The Bagram airbase is a testimony to the US' hasty troop withdrawal from Afghanistan. The place is not only littered with military hardware but also with LED television sets, mattresses, soda bottles, military shoes and other valuable items.
Bagram Airbase, the largest military installation at the heart of the US-led invasion of Afghanistan, was fully vacated in the early hours of Friday, July 2. The US Army and its allied forces abandoned their largest military base in the dead of the night, switching off the electricity on their way out. The longest war in the history of the United States ebbed and flowed from this sprawling complex that inhabited thousands of troops at its peak. But the final batch of departed soldiers from the last of seven airbases completed more than 90 percent of the US troop withdrawal, far ahead of its new deadline of Aug 31.
With the Americans gone, civilians are anxious about the security of Bagram as the threat of Taliban looms large. Shaiq Sanjani, Police Chief of Bagram district claims that their problem is not security, but the number of personnel at their disposal.
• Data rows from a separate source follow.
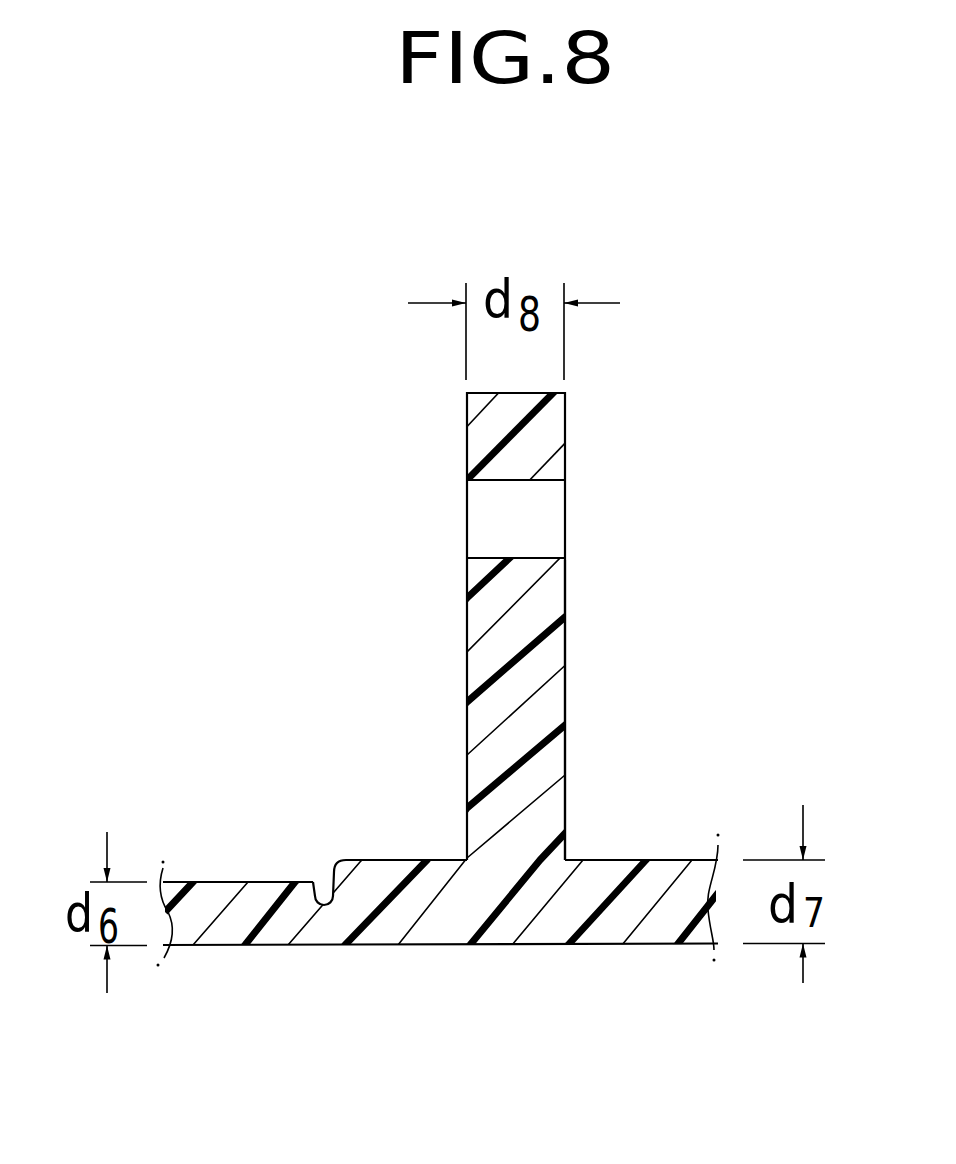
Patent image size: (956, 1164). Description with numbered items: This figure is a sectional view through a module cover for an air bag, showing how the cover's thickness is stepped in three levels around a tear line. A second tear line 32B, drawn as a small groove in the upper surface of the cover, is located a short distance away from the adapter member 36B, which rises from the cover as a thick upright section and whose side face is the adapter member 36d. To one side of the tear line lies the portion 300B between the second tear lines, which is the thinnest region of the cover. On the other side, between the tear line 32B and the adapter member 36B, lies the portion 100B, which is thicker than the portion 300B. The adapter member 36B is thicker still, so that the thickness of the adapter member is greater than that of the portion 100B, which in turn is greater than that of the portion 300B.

The adapter member 36B is at (565, 632).
The adapter member 36d is at (565, 700).
The portion between the second tear lines 300B is at (222, 858).
The second tear line 32B is at (327, 890).
The portion outside the second tear line 100B is at (392, 843).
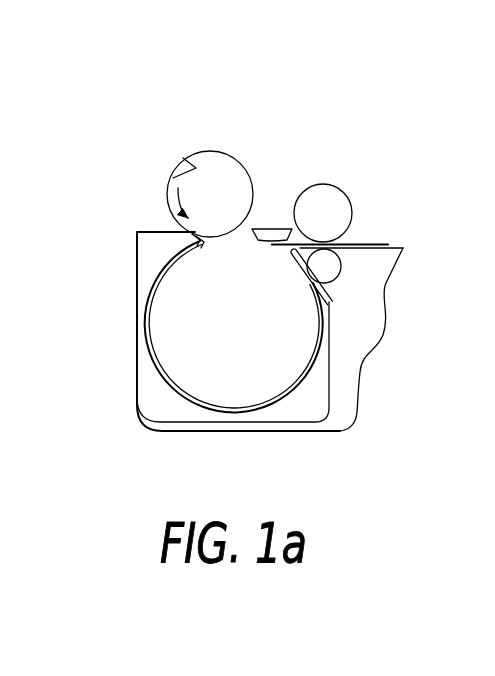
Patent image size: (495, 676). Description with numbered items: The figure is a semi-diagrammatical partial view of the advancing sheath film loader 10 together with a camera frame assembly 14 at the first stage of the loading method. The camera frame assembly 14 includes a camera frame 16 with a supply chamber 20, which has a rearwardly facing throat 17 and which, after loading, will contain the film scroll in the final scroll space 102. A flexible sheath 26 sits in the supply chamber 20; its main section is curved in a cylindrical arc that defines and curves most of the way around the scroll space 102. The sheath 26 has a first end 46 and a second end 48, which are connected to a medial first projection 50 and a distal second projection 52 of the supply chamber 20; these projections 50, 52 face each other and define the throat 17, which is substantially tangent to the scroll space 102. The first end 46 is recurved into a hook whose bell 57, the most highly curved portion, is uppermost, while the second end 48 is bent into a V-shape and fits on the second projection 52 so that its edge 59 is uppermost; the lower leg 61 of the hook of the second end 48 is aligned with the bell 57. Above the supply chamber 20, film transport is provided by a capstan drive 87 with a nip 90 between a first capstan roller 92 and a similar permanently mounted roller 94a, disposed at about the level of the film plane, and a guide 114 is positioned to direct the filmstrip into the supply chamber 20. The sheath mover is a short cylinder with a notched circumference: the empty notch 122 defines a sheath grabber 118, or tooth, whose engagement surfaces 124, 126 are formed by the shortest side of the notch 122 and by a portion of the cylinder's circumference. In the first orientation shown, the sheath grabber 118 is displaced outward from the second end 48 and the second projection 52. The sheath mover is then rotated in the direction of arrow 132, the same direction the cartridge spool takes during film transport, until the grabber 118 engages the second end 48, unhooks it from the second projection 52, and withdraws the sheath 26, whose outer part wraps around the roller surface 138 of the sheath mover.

The advancing sheath film loader 10 is at (322, 116).
The camera frame assembly 14 is at (136, 351).
The camera frame 16 is at (183, 331).
The throat 17 is at (259, 221).
The supply chamber 20 is at (322, 389).
The flexible sheath 26 is at (181, 390).
The first end 46 is at (298, 250).
The second end 48 is at (203, 240).
The first projection 50 is at (339, 195).
The second projection 52 is at (192, 236).
The bell 57 is at (287, 250).
The edge 59 is at (198, 236).
The lower leg 61 is at (201, 264).
The capstan drive 87 is at (383, 222).
The nip 90 is at (354, 237).
The first capstan roller 92 is at (362, 194).
The roller 94a is at (342, 270).
The final scroll space 102 is at (295, 348).
The guide 114 is at (272, 228).
The sheath grabber 118 is at (126, 137).
The notch 122 is at (163, 176).
The engagement surface 124 is at (126, 137).
The engagement surface 126 is at (192, 170).
The arrow 132 is at (192, 230).
The roller surface 138 is at (228, 174).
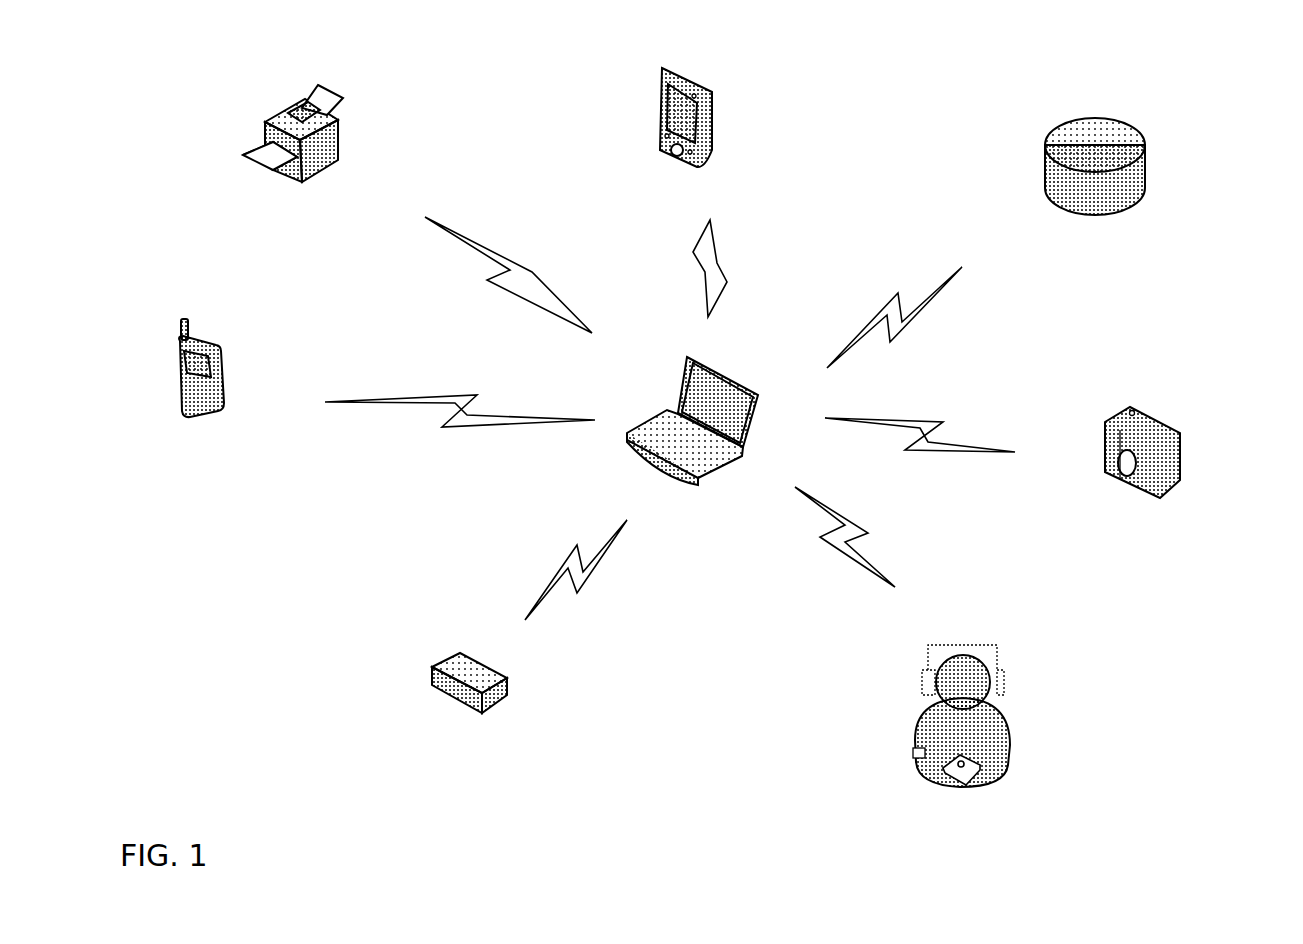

“The problem we are facing right now is that the number of police we have is quite less. Bagram is important for not just Afghan National forces but also Talib and DAESH. We only have 108 personnel to protect the entire district. Some of them have gone to Ghorband to help with ongoing clashes and some of them are on sick leave. Our forces are working day and night. We are overworked,” reveals Sanjani.
Once the seat of US military power, Bagram Airbase is now fully under the control of the Afghan National Army who is confident of defending the base until its last soldier, General Kohistani told TRT World.